Dariush looked down at the papers in his hands.
“It took them ten years to make, and they began the project not long after the first sightings of a new ‘star over the star of the beautiful planet’, which is how they expressed it. Later, there were more celestial phenomena, ‘fires in the heavens’, which they called the ‘warriors of the sky-god’. What these were exactly, and how they were manifested is not clear in the records. But one thing we know is that Nova’s rulers felt threatened in a way they had not for thousands of years.”
“And they thought a bomb would protect them?”
“No. They conceived it and built it as an act of vengeance against those who would come from the stars as servants of the ‘sky-god’.”
“Which, as it turns out, we are not.”
“Some of us are.” He paused for a moment and went on. “After selecting the archival material dealing with the hundred years leading up to the moment when the ship was locked behind the mountain gate, I searched for words such as
fire
and
flames
and
light
. I found that during the final ten years before the closing of the archives, these words appeared with increasing frequency, always in mythic terms and euphemisms.”
Dariush held up a sheet of paper.
“This translation is from an archive tablet inscribed shortly before the final sealing of the temple. It tells of a prophecy that came through the mouth of the last Ap-kalu. He speaks of a people who will come from
the beautiful planet
in another heavens-ship. They will be servants of the sky-god, and they must be destroyed as the final insult and shaming of the sky-god. When the codex was composed, the rulers of Nova knew that their days were numbered. Their population had by then declined to a fraction of what it once was. Their cities were mostly empty, save for the one we call City 4, the last to be built and the last to fall into silence, unremembered for millennia. There, the rulers and religious hierarchy lived among a remnant population, with more and more dying every day. Even then, they demanded that the sacrifice of children must continue.”
“You call it a prophecy. But how would their gods know the future?”
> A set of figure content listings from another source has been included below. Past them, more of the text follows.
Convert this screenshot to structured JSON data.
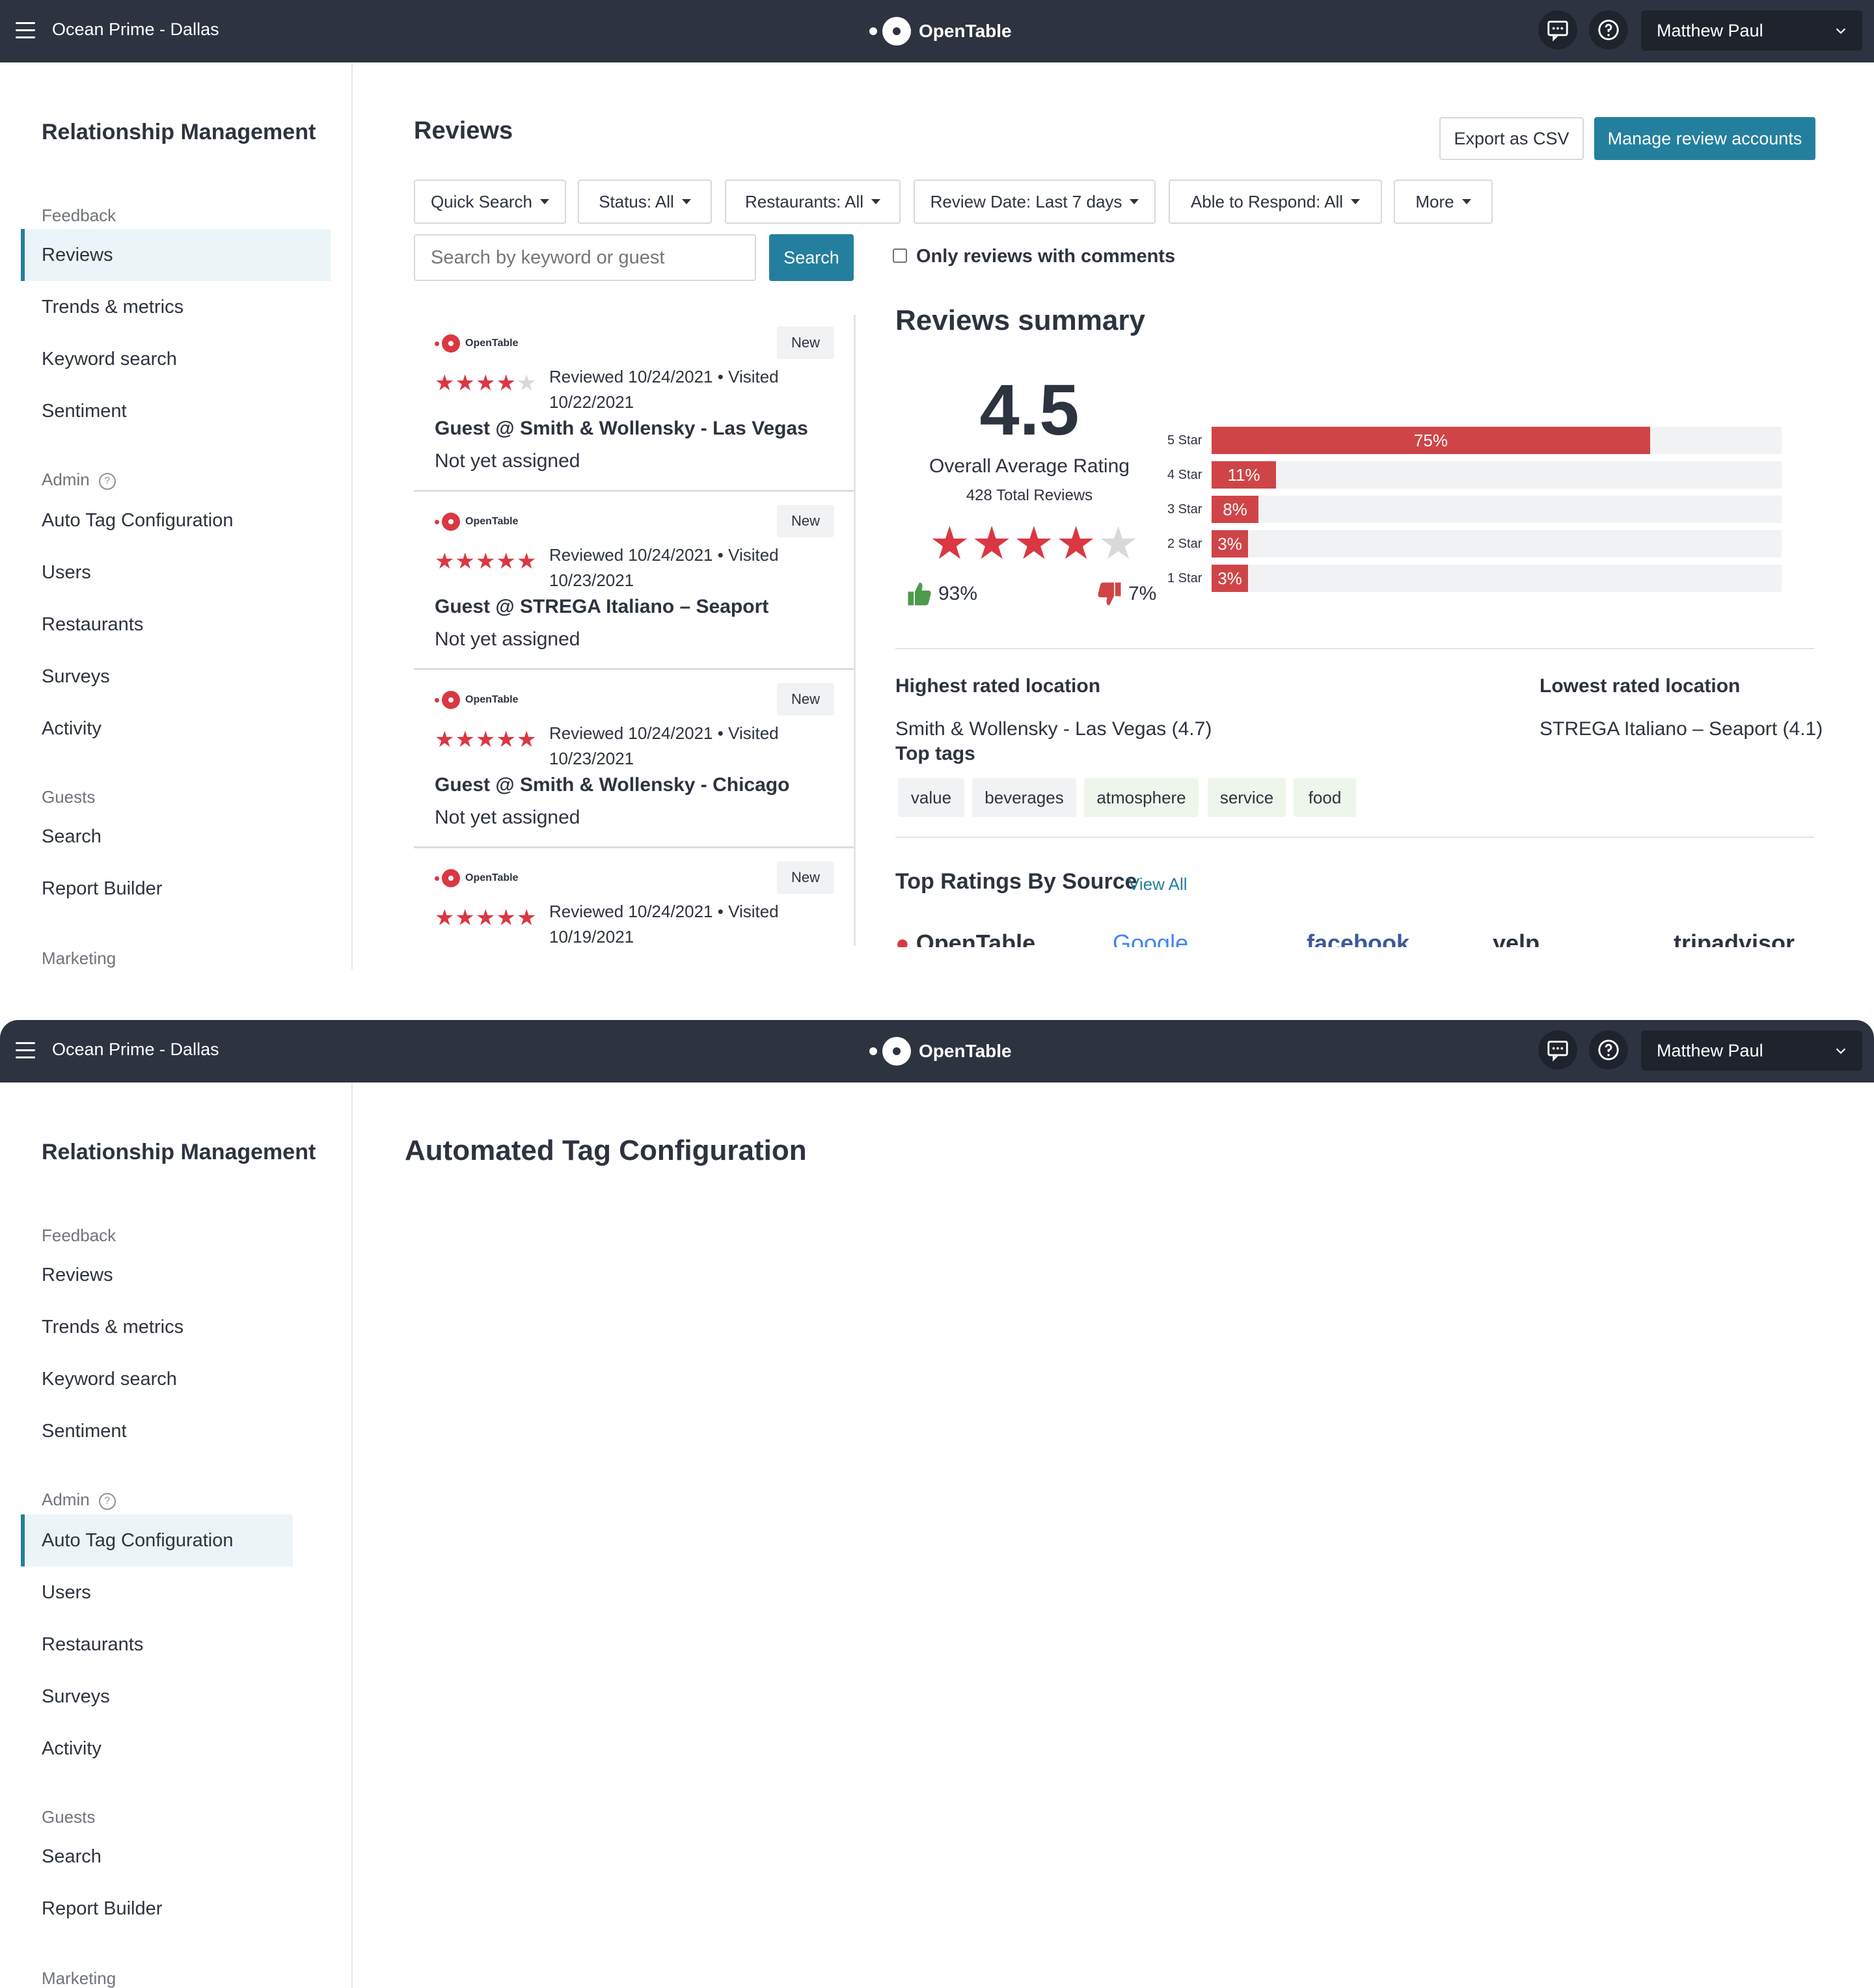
{
  "topbar": {
    "venue": "Ocean Prime - Dallas",
    "brand": "OpenTable",
    "user": "Matthew Paul",
    "icons": [
      "menu-icon",
      "chat-icon",
      "help-icon",
      "chevron-down-icon"
    ]
  },
  "sidebar": {
    "title": "Relationship Management",
    "feedback_label": "Feedback",
    "admin_label": "Admin",
    "guests_label": "Guests",
    "marketing_label": "Marketing",
    "items": {
      "reviews": "Reviews",
      "trends": "Trends & metrics",
      "keyword": "Keyword search",
      "sentiment": "Sentiment",
      "autotag": "Auto Tag Configuration",
      "users": "Users",
      "restaurants": "Restaurants",
      "surveys": "Surveys",
      "activity": "Activity",
      "search": "Search",
      "report": "Report Builder"
    }
  },
  "reviews_page": {
    "title": "Reviews",
    "export_label": "Export as CSV",
    "manage_label": "Manage review accounts",
    "filters": {
      "quick": "Quick Search",
      "status": "Status: All",
      "restaurants": "Restaurants: All",
      "date": "Review Date: Last 7 days",
      "respond": "Able to Respond: All",
      "more": "More"
    },
    "search": {
      "placeholder": "Search by keyword or guest",
      "button": "Search"
    },
    "comments_only_label": "Only reviews with comments",
    "list": [
      {
        "source": "OpenTable",
        "badge": "New",
        "stars": 4,
        "date": "Reviewed 10/24/2021 • Visited 10/22/2021",
        "guest": "Guest @ Smith & Wollensky - Las Vegas",
        "assignment": "Not yet assigned"
      },
      {
        "source": "OpenTable",
        "badge": "New",
        "stars": 5,
        "date": "Reviewed 10/24/2021 • Visited 10/23/2021",
        "guest": "Guest @ STREGA Italiano – Seaport",
        "assignment": "Not yet assigned"
      },
      {
        "source": "OpenTable",
        "badge": "New",
        "stars": 5,
        "date": "Reviewed 10/24/2021 • Visited 10/23/2021",
        "guest": "Guest @ Smith & Wollensky - Chicago",
        "assignment": "Not yet assigned"
      },
      {
        "source": "OpenTable",
        "badge": "New",
        "stars": 5,
        "date": "Reviewed 10/24/2021 • Visited 10/19/2021",
        "guest": "",
        "assignment": ""
      }
    ],
    "summary": {
      "title": "Reviews summary",
      "rating": "4.5",
      "rating_stars": 4.5,
      "overall_label": "Overall Average Rating",
      "total_label": "428 Total Reviews",
      "positive_pct": "93%",
      "negative_pct": "7%",
      "distribution": [
        {
          "label": "5 Star",
          "value": 0.75,
          "text": "75%"
        },
        {
          "label": "4 Star",
          "value": 0.11,
          "text": "11%"
        },
        {
          "label": "3 Star",
          "value": 0.08,
          "text": "8%"
        },
        {
          "label": "2 Star",
          "value": 0.03,
          "text": "3%"
        },
        {
          "label": "1 Star",
          "value": 0.03,
          "text": "3%"
        }
      ],
      "highest_label": "Highest rated location",
      "highest_value": "Smith & Wollensky - Las Vegas (4.7)",
      "lowest_label": "Lowest rated location",
      "lowest_value": "STREGA Italiano – Seaport (4.1)",
      "top_tags_label": "Top tags",
      "tags": [
        "value",
        "beverages",
        "atmosphere",
        "service",
        "food"
      ],
      "top_sources_label": "Top Ratings By Source",
      "view_all": "View All",
      "sources": [
        "OpenTable",
        "Google",
        "facebook",
        "yelp",
        "tripadvisor"
      ]
    }
  },
  "autotag_page": {
    "title": "Automated Tag Configuration"
  },
  "colors": {
    "topbar": "#2d333f",
    "accent": "#247f9e",
    "brand_red": "#da3743",
    "bar_red": "#cf4547"
  }
}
“The evil spirits could not know the future. Yet they could anticipate it. I think that the realm of the evil beings is one of fear as well as hatred. Thus they feared that the ‘sky-god’, who had been born on Earth and had overcome their dark lord on that planet, might one day go farther and bring the war to Nova through his servants. And thus they whispered in the minds and hearts of their human vassals.”
“Is there anywhere a mention of how they built the bomb?”